Dal giorno 12 ottobre, infatti, sono cessati i rimborsi per l'assistenza specialistica accreditata. Ciò significa che per le indagini per immagini (es. esami radiologici) e per i prelievi i cittadini indigenti non hanno più la possibilità di rivolgersi ai laboratori e alle strutture accreditate, ma solo alle "insufficienti strutture ospedaliere territoriali le quali non potranno mai assorbire - si legge nel comunicato dei Sindaci della Murgia - il carico delle strutture private accreditate, con un danno insopportabile per le comunità".

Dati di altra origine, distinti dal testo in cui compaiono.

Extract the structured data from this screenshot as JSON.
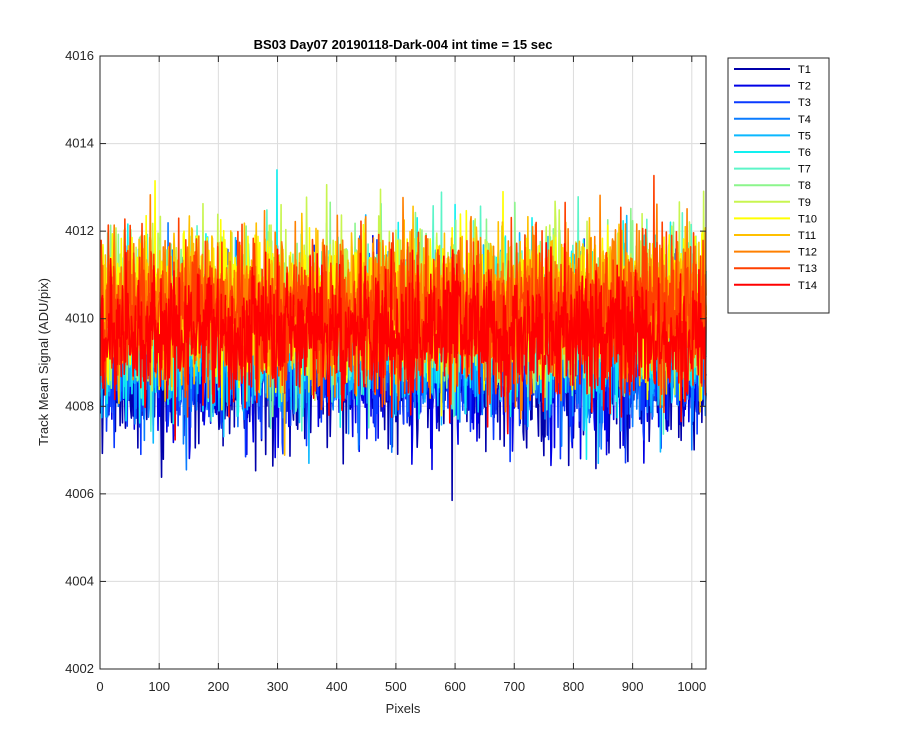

Il direttore generale della Asl di Bari Nicola Pansini ha risposto al telegramma evidenziando che la Direzione generale "non può che applicare normative regionali con riferimento ai tetti di spesa delle Strutture Specialistiche (Radiologia, Laboratorio Analisi, ecc.)". Ha, inoltre, aggiunto che "la Direzione, consapevole delle criticità evidenziate, per quanto attiene le Strutture laboratoristiche, ha predisposto, pur nella scarsa disponibilità di risorse umane, un potenziamento delle attività di laboratorio".

La Direzione ha comunicato che "in un'ottica di riorganizzazione delle stesse attività, in considerazione delle lunghe liste di attesa, si è tenuto in massima attenzione un percorso privilegiato per i soggetti con fragilità, come pazienti con gravi patologie, pazienti oncologici".